The governments seeks to reduce traffic congestion and preserve the environment

Free public transport in Luxembourg?

Free public transport is slowly becoming a reality worldwide. Many municipalities offer zero-fare routes and the measure is expanding to bigger cities. Tallin offers free public transport since 2013, except for the train. This March, the Mayor of Paris, Anne Hidalgo, announced the launch of a study mission on the possibility of no fares in Ile-de-France. Now, Luxembourg wants to go a step further. The Great Duchy hopes to become the first country to offer all its public transport for free.

Last week, the the new government at Luxembourg signed a coalition agreement.

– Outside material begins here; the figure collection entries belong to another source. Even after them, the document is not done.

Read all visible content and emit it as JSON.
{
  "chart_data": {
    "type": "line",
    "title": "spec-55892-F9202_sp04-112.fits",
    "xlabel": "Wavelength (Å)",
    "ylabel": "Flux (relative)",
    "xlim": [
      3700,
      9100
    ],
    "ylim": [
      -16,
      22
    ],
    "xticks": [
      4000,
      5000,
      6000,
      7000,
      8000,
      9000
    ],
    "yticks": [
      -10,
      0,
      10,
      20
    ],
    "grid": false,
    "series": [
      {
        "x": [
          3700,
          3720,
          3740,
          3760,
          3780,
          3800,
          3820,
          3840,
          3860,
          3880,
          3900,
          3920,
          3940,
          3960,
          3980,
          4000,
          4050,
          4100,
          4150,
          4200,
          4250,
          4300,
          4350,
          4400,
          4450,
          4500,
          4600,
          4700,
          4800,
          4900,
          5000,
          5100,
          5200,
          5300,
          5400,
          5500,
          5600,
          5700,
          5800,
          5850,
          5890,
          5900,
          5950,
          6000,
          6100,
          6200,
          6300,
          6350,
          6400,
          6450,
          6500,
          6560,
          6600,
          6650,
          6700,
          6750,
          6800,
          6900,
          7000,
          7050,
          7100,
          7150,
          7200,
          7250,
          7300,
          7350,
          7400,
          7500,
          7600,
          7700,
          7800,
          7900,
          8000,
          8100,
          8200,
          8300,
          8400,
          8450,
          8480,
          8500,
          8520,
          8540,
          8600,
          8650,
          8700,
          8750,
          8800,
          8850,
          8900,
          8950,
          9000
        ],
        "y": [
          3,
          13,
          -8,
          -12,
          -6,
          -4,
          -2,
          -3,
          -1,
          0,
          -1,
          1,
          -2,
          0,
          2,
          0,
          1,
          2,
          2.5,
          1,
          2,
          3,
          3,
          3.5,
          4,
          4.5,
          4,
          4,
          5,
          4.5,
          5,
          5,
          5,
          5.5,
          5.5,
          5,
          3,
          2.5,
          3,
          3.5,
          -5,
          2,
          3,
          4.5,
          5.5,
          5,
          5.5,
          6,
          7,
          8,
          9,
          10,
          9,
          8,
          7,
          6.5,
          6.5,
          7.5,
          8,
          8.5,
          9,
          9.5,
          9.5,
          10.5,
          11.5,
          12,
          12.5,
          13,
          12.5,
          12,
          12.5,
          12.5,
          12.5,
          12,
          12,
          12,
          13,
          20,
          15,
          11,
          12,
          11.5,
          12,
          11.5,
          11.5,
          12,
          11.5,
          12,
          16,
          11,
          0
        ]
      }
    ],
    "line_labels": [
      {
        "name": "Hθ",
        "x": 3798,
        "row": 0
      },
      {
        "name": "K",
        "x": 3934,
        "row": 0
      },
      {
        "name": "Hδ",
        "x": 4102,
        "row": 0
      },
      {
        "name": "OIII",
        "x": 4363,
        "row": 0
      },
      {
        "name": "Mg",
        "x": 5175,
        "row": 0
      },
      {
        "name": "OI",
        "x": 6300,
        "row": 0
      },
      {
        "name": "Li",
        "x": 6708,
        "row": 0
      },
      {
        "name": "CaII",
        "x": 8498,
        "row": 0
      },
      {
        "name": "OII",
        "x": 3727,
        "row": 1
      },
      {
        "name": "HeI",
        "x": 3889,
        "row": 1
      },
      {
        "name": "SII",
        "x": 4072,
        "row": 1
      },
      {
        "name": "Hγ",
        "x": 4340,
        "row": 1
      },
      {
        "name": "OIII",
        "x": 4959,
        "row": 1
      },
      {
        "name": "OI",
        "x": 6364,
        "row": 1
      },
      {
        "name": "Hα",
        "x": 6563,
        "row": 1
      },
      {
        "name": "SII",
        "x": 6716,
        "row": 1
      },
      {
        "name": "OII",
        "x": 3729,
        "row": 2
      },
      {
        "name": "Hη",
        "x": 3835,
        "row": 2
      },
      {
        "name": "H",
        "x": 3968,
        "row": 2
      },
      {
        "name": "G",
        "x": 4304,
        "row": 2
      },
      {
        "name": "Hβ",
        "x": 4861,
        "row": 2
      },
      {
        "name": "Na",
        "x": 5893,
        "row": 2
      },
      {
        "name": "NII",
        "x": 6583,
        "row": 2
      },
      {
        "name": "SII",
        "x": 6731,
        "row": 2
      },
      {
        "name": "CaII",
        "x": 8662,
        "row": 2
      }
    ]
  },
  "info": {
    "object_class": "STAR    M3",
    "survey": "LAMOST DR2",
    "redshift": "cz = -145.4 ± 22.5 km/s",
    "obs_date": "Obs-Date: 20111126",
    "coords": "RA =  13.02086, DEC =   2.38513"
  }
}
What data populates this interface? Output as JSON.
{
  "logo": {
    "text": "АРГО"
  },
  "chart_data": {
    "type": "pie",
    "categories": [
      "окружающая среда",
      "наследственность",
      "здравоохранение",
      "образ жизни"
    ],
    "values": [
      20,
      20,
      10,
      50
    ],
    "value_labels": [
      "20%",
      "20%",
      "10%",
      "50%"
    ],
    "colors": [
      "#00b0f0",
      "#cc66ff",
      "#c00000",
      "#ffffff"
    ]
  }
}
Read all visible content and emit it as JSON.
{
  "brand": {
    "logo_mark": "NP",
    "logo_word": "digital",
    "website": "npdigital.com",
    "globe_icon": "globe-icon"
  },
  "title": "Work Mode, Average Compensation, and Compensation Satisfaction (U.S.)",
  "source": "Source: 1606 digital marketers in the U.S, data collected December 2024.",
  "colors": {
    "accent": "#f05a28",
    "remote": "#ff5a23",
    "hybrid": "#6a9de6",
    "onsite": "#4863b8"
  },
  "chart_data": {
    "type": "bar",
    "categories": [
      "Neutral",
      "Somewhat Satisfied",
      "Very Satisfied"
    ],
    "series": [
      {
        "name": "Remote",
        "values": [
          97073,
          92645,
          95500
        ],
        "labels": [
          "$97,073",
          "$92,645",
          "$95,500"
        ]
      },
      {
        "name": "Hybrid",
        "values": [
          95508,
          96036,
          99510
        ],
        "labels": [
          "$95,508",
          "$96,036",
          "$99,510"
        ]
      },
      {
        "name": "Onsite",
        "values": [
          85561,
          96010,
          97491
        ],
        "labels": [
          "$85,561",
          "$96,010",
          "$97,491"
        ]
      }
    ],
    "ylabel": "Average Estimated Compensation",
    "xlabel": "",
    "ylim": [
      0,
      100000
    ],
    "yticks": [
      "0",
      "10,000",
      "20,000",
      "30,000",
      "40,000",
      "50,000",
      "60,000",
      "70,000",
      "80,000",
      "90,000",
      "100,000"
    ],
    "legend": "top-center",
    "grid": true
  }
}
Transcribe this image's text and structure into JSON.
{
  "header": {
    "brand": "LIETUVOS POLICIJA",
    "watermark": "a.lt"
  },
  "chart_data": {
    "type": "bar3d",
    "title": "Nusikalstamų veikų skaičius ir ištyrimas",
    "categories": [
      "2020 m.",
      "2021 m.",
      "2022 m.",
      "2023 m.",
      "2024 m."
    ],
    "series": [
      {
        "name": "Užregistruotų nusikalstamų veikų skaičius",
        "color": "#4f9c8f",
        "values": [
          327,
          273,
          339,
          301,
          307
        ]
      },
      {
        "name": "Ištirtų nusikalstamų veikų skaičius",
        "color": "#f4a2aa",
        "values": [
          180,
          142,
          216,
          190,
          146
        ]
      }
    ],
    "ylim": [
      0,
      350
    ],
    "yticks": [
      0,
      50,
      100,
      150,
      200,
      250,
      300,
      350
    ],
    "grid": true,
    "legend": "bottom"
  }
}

This stated that “free public transport will be introduced on the territory of the Grand Duchy of Luxembourg during the first quarter of 2020”. The measure is expected to affect trains, buses and trams.

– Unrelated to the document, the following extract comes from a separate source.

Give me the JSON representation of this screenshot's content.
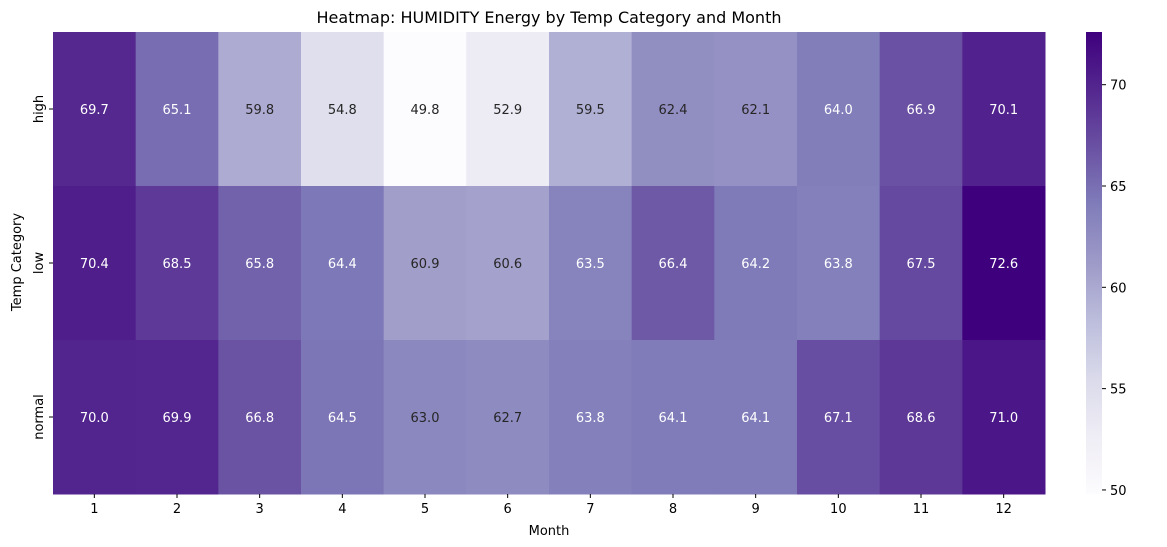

Since August 1st 2018, people under 20 do not need a ticket to travel on the national network. In the following months, the measure should apply to the entire population. Several points, however, still need to be clarified. For instance, 1st and 2nd class compartments on trains.

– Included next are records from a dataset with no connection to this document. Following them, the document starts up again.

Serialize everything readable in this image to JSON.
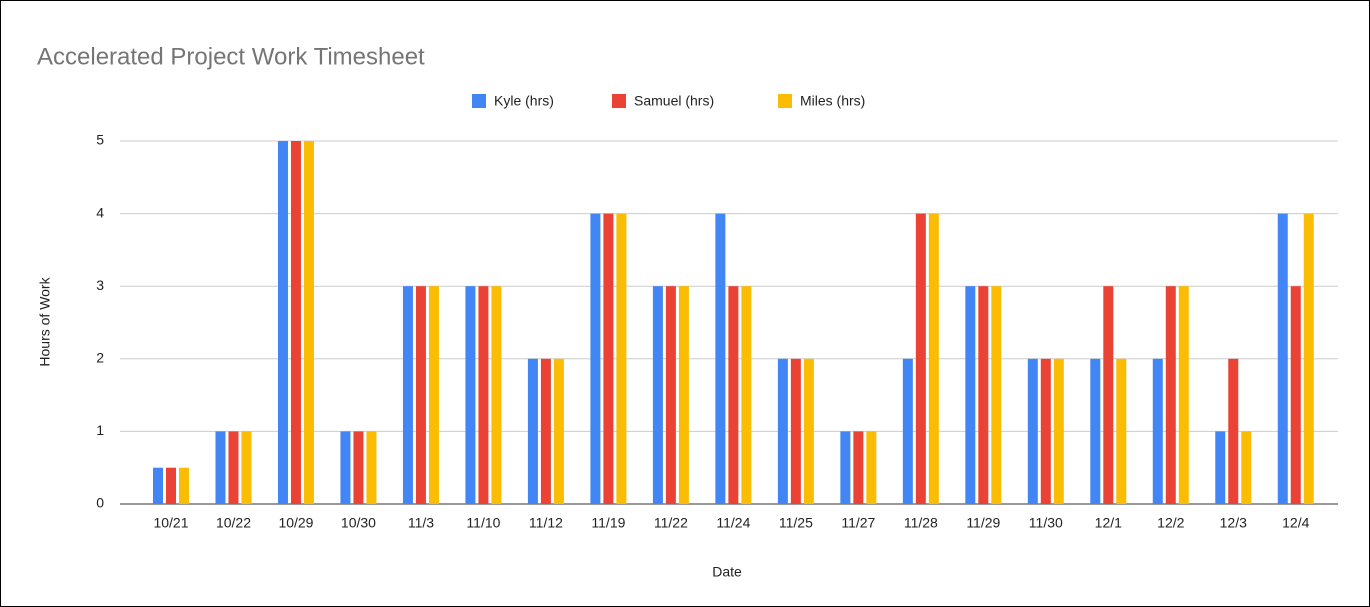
{
  "chart_data": {
    "type": "bar",
    "title": "Accelerated Project Work Timesheet",
    "x_label": "Date",
    "y_label": "Hours of Work",
    "categories": [
      "10/21",
      "10/22",
      "10/29",
      "10/30",
      "11/3",
      "11/10",
      "11/12",
      "11/19",
      "11/22",
      "11/24",
      "11/25",
      "11/27",
      "11/28",
      "11/29",
      "11/30",
      "12/1",
      "12/2",
      "12/3",
      "12/4"
    ],
    "series": [
      {
        "name": "Kyle (hrs)",
        "color": "#4285f4",
        "values": [
          0.5,
          1,
          5,
          1,
          3,
          3,
          2,
          4,
          3,
          4,
          2,
          1,
          2,
          3,
          2,
          2,
          2,
          1,
          4
        ]
      },
      {
        "name": "Samuel (hrs)",
        "color": "#ea4335",
        "values": [
          0.5,
          1,
          5,
          1,
          3,
          3,
          2,
          4,
          3,
          3,
          2,
          1,
          4,
          3,
          2,
          3,
          3,
          2,
          3
        ]
      },
      {
        "name": "Miles (hrs)",
        "color": "#fbbc04",
        "values": [
          0.5,
          1,
          5,
          1,
          3,
          3,
          2,
          4,
          3,
          3,
          2,
          1,
          4,
          3,
          2,
          2,
          3,
          1,
          4
        ]
      }
    ],
    "ylim": [
      0,
      5
    ],
    "yticks": [
      0,
      1,
      2,
      3,
      4,
      5
    ],
    "grid": true,
    "legend": "top"
  }
}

Reduce traffic congestion and preserve the environment

The main objective behind free public transport in Luxembourg is to reduce traffic congestion and to preserve the environment. By removing fares, the government expects to encourage people to leave their cars in the garage and use public transport instead.

Luxembourg has only 600,000 inhabitants, but suffers from some of the worst traffic congestion in the world. Around 200,000 people living in France, Belgium and Germany cross the border every day to work in the Grand Duchy. The capital, Luxembourg City, is home to around 110,000 people, but a further 400,000 commute into the city to work. A study suggested that drivers in the capital spent an average of 33 hours in traffic jams in 2016.


Reluctance to free public transport

According to the Ministry of Transport, operating public transport in Luxembourg costs 491 million euros. Tickets and subscription only account for 40 million annually. Thus, the abolition of fare should not have a truly significant impact.

Nevertheless, some people oppose to free public transport because ticket sales generate jobs. “As long as it is not clarified, we cannot accept that,” said Georges Merenz, president of the FNCTTFEL-Landesverband, the main transport union in the Grand Duchy. Merenz also pointed out that the measure would not benefit the inhabitants of rural areas. In addition, he wondered about its application to cross-border workers who use public transport.